# Blueprints 4-29-12



## daddytime (Oct 1, 2007)

After over running the bite last week, we decided to fish the nipple/131/elbow area this past Sunday. Found the line between nipple and 131 and started working it west. Caught a small wahoo...then saw some birds working 1/4 mile south of the line...headed that way...nothin...came back to the line...about that time Heather D, which was a on the line behind us, turns for the birds...radio lights up shortly as they are hooked up on a blue..Congrats to Heather D...shortly after they call with the hookup the port corner gets nailed... same lure on same corner produces same result as last week...40#+ wahoo crashing the deck on video...and we still need a bat!

Had our shot later in the day when a blue hit the short rigger missed the hooks but got the hook on the outside meat bait...bout the time we get Matt in the harness he's gone...double line failure at the swivel...later we hooked up and lost a nice bull due to grass on the line and swivel. Good fun trip overall, video link below.


----------



## sniperpeeps (Mar 5, 2011)

Sweet! Was the weed line well formed or scattered?


----------



## daddytime (Oct 1, 2007)

Line was scattered both sides, but tighter on the south side and was moving south...


----------



## Caspr21 (Oct 4, 2007)

Nice work on the wahoo. Little trick I learned a while ago if u don't have a bat, take a beer or liquor and squirt it right in the gills. It will kill em dead in seconds and you not beating the crap out of the deck of the boat.


----------



## jhall (Oct 8, 2007)

that might get you a long swim home on that boat. JK never tried that but sounds like it'd be worth a try.


----------



## Caspr21 (Oct 4, 2007)

jhall said:


> that might get you a long swim home on that boat. JK never tried that but sounds like it'd be worth a try.

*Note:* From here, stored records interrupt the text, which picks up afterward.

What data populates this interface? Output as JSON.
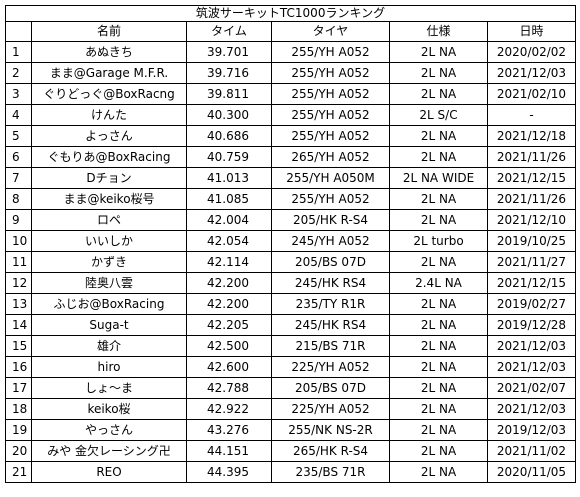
{
  "title": "筑波サーキットTC1000ランキング",
  "columns": [
    "",
    "名前",
    "タイム",
    "タイヤ",
    "仕様",
    "日時"
  ],
  "rows": [
    [
      "1",
      "あぬきち",
      "39.701",
      "255/YH A052",
      "2L NA",
      "2020/02/02"
    ],
    [
      "2",
      "まま@Garage M.F.R.",
      "39.716",
      "255/YH A052",
      "2L NA",
      "2021/12/03"
    ],
    [
      "3",
      "ぐりどっぐ@BoxRacng",
      "39.811",
      "255/YH A052",
      "2L NA",
      "2021/02/10"
    ],
    [
      "4",
      "けんた",
      "40.300",
      "255/YH A052",
      "2L S/C",
      "-"
    ],
    [
      "5",
      "よっさん",
      "40.686",
      "255/YH A052",
      "2L NA",
      "2021/12/18"
    ],
    [
      "6",
      "ぐもりあ@BoxRacing",
      "40.759",
      "265/YH A052",
      "2L NA",
      "2021/11/26"
    ],
    [
      "7",
      "Dチョン",
      "41.013",
      "255/YH A050M",
      "2L NA WIDE",
      "2021/12/15"
    ],
    [
      "8",
      "まま@keiko桜号",
      "41.085",
      "255/YH A052",
      "2L NA",
      "2021/11/26"
    ],
    [
      "9",
      "ロペ",
      "42.004",
      "205/HK R-S4",
      "2L NA",
      "2021/12/10"
    ],
    [
      "10",
      "いいしか",
      "42.054",
      "245/YH A052",
      "2L turbo",
      "2019/10/25"
    ],
    [
      "11",
      "かずき",
      "42.114",
      "205/BS 07D",
      "2L NA",
      "2021/11/27"
    ],
    [
      "12",
      "陸奥八雲",
      "42.200",
      "245/HK RS4",
      "2.4L NA",
      "2021/12/15"
    ],
    [
      "13",
      "ふじお@BoxRacing",
      "42.200",
      "235/TY R1R",
      "2L NA",
      "2019/02/27"
    ],
    [
      "14",
      "Suga-t",
      "42.205",
      "245/HK RS4",
      "2L NA",
      "2019/12/28"
    ],
    [
      "15",
      "雄介",
      "42.500",
      "215/BS 71R",
      "2L NA",
      "2021/12/03"
    ],
    [
      "16",
      "hiro",
      "42.600",
      "225/YH A052",
      "2L NA",
      "2021/12/03"
    ],
    [
      "17",
      "しょ～ま",
      "42.788",
      "205/BS 07D",
      "2L NA",
      "2021/02/07"
    ],
    [
      "18",
      "keiko桜",
      "42.922",
      "225/YH A052",
      "2L NA",
      "2021/12/03"
    ],
    [
      "19",
      "やっさん",
      "43.276",
      "255/NK NS-2R",
      "2L NA",
      "2019/12/03"
    ],
    [
      "20",
      "みや 金欠レーシング卍",
      "44.151",
      "265/HK R-S4",
      "2L NA",
      "2021/11/02"
    ],
    [
      "21",
      "REO",
      "44.395",
      "235/BS 71R",
      "2L NA",
      "2020/11/05"
    ]
  ]
}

Learned it from a buddy when we put a big sword in the boat one night. He was going nuts on the deck. He jumped on him and a splash of liquor to the gills and he was quivering in seconds. We do it just about routinely on fish that like to get roudy on the deck. Just keep a squirt bottle of the cheap stuff on the boat and try it. Beer works slower because of less alcohol but still does the trick


----------



## bigrick (Sep 29, 2010)

Caspr21 said:


> Nice work on the wahoo. Little trick I learned a while ago if u don't have a bat, take a beer or liquor and squirt it right in the gills. It will kill em dead in seconds and you not beating the crap out of the deck of the boat.

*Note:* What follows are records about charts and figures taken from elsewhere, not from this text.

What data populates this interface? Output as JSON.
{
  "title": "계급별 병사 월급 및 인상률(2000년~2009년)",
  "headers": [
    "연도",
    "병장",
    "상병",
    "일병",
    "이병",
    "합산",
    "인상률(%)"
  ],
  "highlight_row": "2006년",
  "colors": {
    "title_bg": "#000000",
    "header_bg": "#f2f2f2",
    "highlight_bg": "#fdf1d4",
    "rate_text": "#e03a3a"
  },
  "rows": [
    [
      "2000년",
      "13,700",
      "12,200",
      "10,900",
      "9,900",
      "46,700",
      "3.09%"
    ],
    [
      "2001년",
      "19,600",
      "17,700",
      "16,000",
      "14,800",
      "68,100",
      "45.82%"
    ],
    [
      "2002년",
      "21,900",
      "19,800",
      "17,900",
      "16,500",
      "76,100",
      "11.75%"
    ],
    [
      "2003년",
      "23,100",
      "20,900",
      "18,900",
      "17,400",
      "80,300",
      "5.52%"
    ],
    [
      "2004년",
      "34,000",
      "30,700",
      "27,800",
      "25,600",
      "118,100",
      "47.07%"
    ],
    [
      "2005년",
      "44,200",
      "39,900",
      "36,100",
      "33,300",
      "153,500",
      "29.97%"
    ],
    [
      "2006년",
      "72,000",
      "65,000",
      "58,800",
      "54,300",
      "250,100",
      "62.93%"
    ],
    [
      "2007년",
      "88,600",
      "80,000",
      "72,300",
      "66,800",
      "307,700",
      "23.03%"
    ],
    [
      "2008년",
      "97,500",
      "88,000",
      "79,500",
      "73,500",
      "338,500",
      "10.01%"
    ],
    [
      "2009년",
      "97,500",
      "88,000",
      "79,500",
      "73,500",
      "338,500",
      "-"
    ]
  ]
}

Gonna have to try that one out, plus it will give me an excuse to keep some crown onboard.


----------



## Caspr21 (Oct 4, 2007)

bigrick said:


> Gonna have to try that one out, plus it will give me an excuse to keep some crown onboard.


Whoa whoa whoa. Never did I ever say waste crown royal!:thumbup:

The cheap stuff. BUT it does give you an excuse to go by the liquor store and let that bottle of crown jump in the buggy


----------



## Bert (Apr 13, 2012)

Nice!!!

How many lines are in the spread? 

Looks like more than five.


----------



## daddytime (Oct 1, 2007)

Wes, I heard about the liquor idea from TCAT from fishing with Disanto, prolly where you got it from...we need to do something for sure

We can pull 8 but we generally pull 7


----------



## Caspr21 (Oct 4, 2007)

daddytime said:


> Wes, I heard about the liquor idea from TCAT from fishing with Disanto, prolly where you got it from...we need to do something for sure
> 
> We can pull 8 but we generally pull 7



I will say although I have learned A LOT about fishing from dave........I am the one who brought that to the boat. I learned it from chuck Godwin on relentless. Dave thought I was NUTS for wasting good alcohol at first, but when there was no risk of beating the deck up anymore he was game. We showed ol TCAT last year. It is pretty amazing how quick it works.


----------



## jhall (Oct 8, 2007)

so a spray bottle with rubbing alcohol would be the ticket? high alcohol content and really cheap. If brian saw me take one of his coors and pour it on the fish, he'd be pissed. That would be like messing with someones kid.


----------



## Caspr21 (Oct 4, 2007)

jhall said:


> so a spray bottle with rubbing alcohol would be the ticket? high alcohol content and really cheap. If brian saw me take one of his coors and pour it on the fish, he'd be pissed. That would be like messing with someones kid.




Lol. I have never tried rubbing alcohol. Normally just cheap vodka or something like that. And yeah just a little shot directly in the gills will have em quivering quick. Give it a try and let me know how it works. Remember beer works but a bit slower cause of less alcohol. I guess since their gills are so absorptive it gets em dead drunk. Idk. None the less it was a cool deal first time I saw chuck Godwin do it.


----------